La geografia politica si è ridisegnata essenzialmente intorno alla vera partita decisiva in corso, quella con la Ue. Il premier ha letteralmente cambiato casacca, passando da un tecnico di area 5S a un leader politico in area Quirinale. Di Maio si è rimangiato gli attacchi elettorali per blindare l'alleanza di governo, ma con un Movimento ormai visibilmente poco convinto e che guarda in parte proprio a Conte e in parte a un impossibile ' ritorno alle origini'.

Nella Lega la tentazione degli ufficiali di prendere in mano le redini del governo è palesemente in contrasto con la difesa dell'alleanza gialloverde del leader. Intorno piovono pietre. Sulla Lega stessa, moltiplicando le sofferenze e le divisioni interne dei 5S. Sul Csm sino a lambire il Quirinale, con ciò decurtando la possibilità di intervenire del capo dello Stato.

Al formicaio impazzito della politica italiana, dove nessuno oggi sembra disporre di una strategia e dove i venti di crisi sembrano più una tempesta ingovernata che il risultato di qualche piano d'azione definito, corrisponde la lucidità fredda dell'offensiva europea. Bruxelles ha atteso l'esito delle elezioni europee ma, appena ufficializzato un risultato che certificava il mancato sfondamento da parte dei sovranisti, ha attaccato prendendo a pretesto un scostamento in realtà minimo su conti. L'obiettivo è politico e non contabile.

La Ue vuole da Roma un rovesciamento negli indirizzi di politica economica e per questo non si fermerà nella marcia verso la procedura d'infrazione per debito, dunque verso il commissariamento, senza una manovra correttiva che certifichi la resa del governo gialloverde e senza assicurazione sulla successiva legge di bilancio. Anche se si finge convinta che alla fine la Ue accetterà le cifre portate dal ministro Tria, eviterà la procedura anche senza manovra correttiva, e poi ripartirà da zero con le trattive sulla legge di bilancio in autunno, la Lega sa benissimo che le cose non stanno così.

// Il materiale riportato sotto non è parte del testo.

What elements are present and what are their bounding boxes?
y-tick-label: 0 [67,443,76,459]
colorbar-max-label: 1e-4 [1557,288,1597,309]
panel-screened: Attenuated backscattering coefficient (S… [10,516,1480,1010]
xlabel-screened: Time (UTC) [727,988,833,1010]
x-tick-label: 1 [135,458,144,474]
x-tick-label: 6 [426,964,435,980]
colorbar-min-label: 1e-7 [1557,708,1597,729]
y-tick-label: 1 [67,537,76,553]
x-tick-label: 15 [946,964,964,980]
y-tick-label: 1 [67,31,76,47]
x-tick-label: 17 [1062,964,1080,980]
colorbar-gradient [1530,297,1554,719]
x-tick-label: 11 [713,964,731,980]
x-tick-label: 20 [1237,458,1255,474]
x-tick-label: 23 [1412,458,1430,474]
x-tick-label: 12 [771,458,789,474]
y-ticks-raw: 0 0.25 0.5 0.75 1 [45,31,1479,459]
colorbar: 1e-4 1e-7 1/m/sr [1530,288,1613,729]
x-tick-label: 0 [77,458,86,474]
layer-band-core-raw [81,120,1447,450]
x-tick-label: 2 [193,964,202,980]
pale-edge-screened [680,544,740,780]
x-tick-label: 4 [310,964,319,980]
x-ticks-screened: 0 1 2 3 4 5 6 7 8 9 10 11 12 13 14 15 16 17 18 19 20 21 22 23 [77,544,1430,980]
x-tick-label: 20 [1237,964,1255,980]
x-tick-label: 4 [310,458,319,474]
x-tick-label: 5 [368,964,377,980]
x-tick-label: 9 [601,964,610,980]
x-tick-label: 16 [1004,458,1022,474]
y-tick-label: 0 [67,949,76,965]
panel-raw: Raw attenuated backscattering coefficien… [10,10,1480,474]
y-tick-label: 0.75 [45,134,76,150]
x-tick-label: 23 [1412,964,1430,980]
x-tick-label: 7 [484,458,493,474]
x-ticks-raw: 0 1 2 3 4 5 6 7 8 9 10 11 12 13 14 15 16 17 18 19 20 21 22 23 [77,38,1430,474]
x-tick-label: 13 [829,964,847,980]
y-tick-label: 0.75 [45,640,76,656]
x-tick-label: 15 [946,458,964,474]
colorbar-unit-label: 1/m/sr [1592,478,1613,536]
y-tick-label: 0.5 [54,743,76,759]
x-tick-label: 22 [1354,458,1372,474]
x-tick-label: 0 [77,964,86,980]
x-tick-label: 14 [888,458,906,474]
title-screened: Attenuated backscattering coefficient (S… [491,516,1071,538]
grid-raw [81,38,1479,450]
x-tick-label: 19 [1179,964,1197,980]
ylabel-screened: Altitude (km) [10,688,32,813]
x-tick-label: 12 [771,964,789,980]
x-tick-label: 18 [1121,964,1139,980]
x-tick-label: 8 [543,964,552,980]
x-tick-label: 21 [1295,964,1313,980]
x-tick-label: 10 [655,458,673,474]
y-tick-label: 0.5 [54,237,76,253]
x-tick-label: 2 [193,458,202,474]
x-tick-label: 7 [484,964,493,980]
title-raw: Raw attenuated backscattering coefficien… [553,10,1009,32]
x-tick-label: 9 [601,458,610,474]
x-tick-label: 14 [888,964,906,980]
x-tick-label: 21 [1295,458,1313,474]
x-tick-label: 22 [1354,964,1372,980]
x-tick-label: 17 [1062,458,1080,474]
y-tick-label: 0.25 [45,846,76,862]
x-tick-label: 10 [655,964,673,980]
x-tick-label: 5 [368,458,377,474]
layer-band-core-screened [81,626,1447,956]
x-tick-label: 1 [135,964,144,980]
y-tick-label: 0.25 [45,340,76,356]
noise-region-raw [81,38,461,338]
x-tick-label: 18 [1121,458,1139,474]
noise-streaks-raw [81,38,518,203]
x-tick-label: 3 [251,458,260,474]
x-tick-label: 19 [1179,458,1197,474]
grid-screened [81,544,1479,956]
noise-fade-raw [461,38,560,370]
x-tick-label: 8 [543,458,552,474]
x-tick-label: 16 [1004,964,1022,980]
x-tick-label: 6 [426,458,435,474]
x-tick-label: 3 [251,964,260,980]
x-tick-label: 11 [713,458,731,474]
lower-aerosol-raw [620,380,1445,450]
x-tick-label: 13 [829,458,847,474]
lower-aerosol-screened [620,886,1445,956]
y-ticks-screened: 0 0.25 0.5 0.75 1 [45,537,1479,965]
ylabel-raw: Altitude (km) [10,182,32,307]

Dunque Salvini deve decidere se affrontare la sfida con l'Europa dopo elezioni anticipate in settembre, con un nuovo governo, una nuova maggioranza e probabilmente in veste di premier, oppure lasciare che dell'incombenza si incarichi Conte, evitando di assumersi dunque tutte le responsabilità. Trai molti elementi che giustificano la fibrillazione di questi giorni, il dilemma del capo leghista è, se non l'unico, almeno il principale.